At the heart of the proposed reform is the introduction of a significantly increased lifetime allowance of approximately one million euros per heir, largely irrespective of familial relationship. This substantial threshold, meant to shield the majority of inheritances from taxation, is accompanied by provisions extending tax-free status for owner-occupied residences, provided the recipients continue to reside in the property.
Recognizing the unique challenges faced by family-owned businesses, the SPD is proposing an additional five million euro allowance specifically for these enterprises. This aims to facilitate the seamless transfer of ownership while avoiding premature tax liabilities. Critically, the document suggests the possibility of deferring tax payments on inheritances exceeding this threshold for a period of up to 20 years, a move likely to attract scrutiny regarding potential tax avoidance strategies.

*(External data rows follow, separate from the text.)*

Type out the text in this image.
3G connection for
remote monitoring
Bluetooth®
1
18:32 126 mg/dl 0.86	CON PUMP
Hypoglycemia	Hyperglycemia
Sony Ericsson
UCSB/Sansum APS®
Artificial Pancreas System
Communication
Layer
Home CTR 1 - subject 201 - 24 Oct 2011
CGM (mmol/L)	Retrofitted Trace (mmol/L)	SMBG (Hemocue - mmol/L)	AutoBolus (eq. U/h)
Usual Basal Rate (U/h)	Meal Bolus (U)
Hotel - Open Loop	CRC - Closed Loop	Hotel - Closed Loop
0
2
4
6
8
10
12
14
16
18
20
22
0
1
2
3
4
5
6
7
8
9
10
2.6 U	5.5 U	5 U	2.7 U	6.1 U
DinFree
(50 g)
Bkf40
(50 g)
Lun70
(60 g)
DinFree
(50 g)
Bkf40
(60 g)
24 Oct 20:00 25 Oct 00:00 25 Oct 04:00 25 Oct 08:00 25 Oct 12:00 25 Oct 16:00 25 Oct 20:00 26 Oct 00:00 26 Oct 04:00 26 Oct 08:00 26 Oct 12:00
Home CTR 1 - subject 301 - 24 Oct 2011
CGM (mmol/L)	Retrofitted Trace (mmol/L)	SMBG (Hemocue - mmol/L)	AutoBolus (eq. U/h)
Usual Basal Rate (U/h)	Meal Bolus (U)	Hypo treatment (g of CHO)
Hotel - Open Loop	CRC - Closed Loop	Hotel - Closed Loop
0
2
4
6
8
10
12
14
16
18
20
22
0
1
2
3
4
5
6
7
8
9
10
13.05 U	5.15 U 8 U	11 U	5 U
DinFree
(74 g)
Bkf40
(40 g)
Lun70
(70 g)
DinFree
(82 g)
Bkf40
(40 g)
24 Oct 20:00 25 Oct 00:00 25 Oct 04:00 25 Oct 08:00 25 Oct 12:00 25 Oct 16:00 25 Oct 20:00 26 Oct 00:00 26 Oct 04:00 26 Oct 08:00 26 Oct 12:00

While the outlines of the reform are taking shape, specific tax rates for inheritances exceeding the outlined allowances remain unspecified, leaving room for considerable negotiation and potentially contentious debate. The party projects a potential revenue boost in the low single-digit billion euro range, earmarked for investments in education. These investments purportedly focus on modernizing schools and universities and bolstering the quality of teaching staff, framed as crucial for enhancing Germany’s long-term innovation capacity, productivity and global competitiveness.
The proposal is already drawing political commentary. Critics argue the planned allowances, particularly the sizable five million euro provision for family businesses, represent an undue privilege for wealthier families and could be perceived as widening the gap between the wealthy and the rest of society. Furthermore, the potential for deferred tax payments raises concerns about long-term fiscal stability and the potential for loopholes to emerge. Proponents, however, maintain that the reform is necessary to address growing wealth inequality and provide a much-needed injection of funding into vital sectors of the German economy. The proposal’s ultimate success will hinge on navigating these complex political and economic considerations.